L’étude de May (1990) a permis de recenser 38 usages domestiques (64 en incluant la transformation industrielle) (dont les plus courants sont illustrés par les photos ci-après). En effet, l’expression populaire veut que « du babaçu, rien ne se perd » [do babaçu, tudo se aproveita] : les troncs et les feuillages sont utilisés dans la construction d’habitations, de clôtures, ainsi que dans la fabrication d’artisanat domestique et artistique (paniers, chapeaux, nattes, etc.). Les fruits sont comestibles après transformation : on en extrait la farine de mésocarpe, complément alimentaire infantile ; l’amande extraite manuellement, pilée, produit un lait utilisé pour la cuisine des viandes et poissons ; torréfiée, elle fournit une huile de cuisson, qui est également utilisée dans la fabrication de savon et savonnettes. Les coques des fruits sont transformées en charbon végétal, d’une teneur en carbone supérieure aux combustibles ligneux.

Chapitre I – Le Maranhão dans le temps et dans l’espace

( 41 )

2. Images paradaxoles : une nature idéalisée,

un homme pris en pitié

Alors qu’en 1970 Andrade reconnaît volontiers qu’une « civilisation du babaçu » s’est formée au Maranhão, Valverde (1957) préfère parler d’un « cycle de dépendance au babaçu ». Pereira (1975) quant à lui refuse de reconnaître que l’exploitation du babaçu soit caractéristique d’un genre de vie typique du Brésil.
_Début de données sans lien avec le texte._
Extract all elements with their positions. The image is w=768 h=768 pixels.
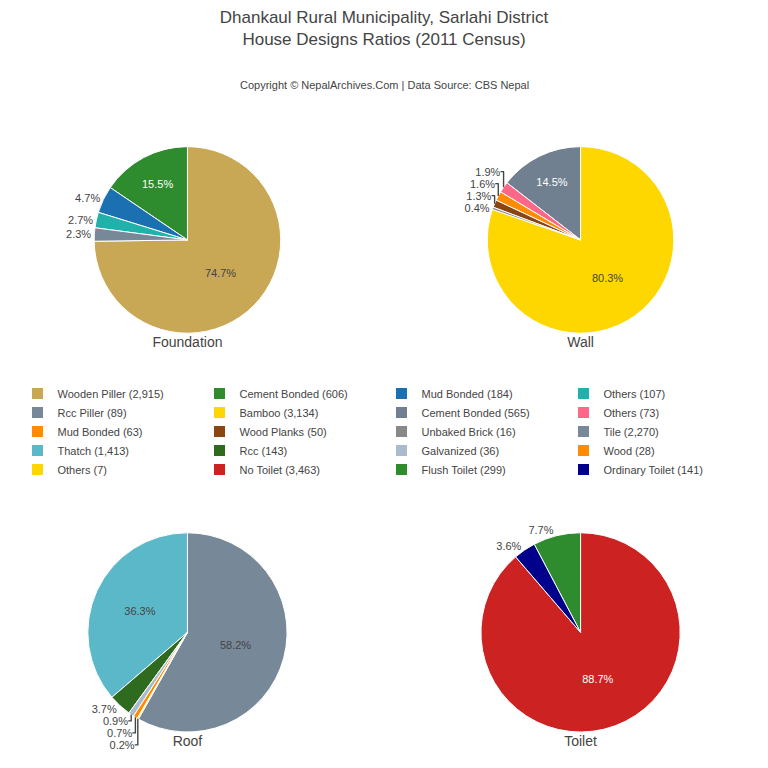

Indépendamment de ces différences de perception, aucun de ces auteurs ne dénomme la population rurale, qui pourtant vit du babaçu et en fait vivre l’économie, en référence à cette activité ; elle ne reçoit d’ailleurs même pas de nom précis : travailleurs ruraux, habitants, population locale, on les désigne surtout comme des caboclos. Pour être encore plus précis, une différenciation est opérée au sein de cette population, puisque les auteurs accordent grande importance à l’origine du caboclo en question, créant une dichotomie distinguant le caboclo

maranhense « simple reproducteur de son espèce, abâtardi, résigné et passif » du caboclo Nordestino (migrants du Ceará et du Piauí) « lutteur, ambitieux, orgueilleux et allant de l’avant »

(Rocha, 1997). L’insignifiant maranhense et le vaillant cearense partagent pourtant les mêmes conditions de vie misérables, la dépendance aux fazendeiros et aux marchands de babaçu (Valverde, 1957). Mais qu’ils soient du Maranhão ou d’ailleurs, ils sont tous les deux caboclos par leur condition paysanne : la terre est un moyen de survivance, auquel ils n’ont pas d’attachement particulier ; ils respectent les droits et les devoirs vis-à-vis du patron et des commerçants, ils sont dominés économiquement et sur l’espace, et l’acceptent (Sigaud, 1978).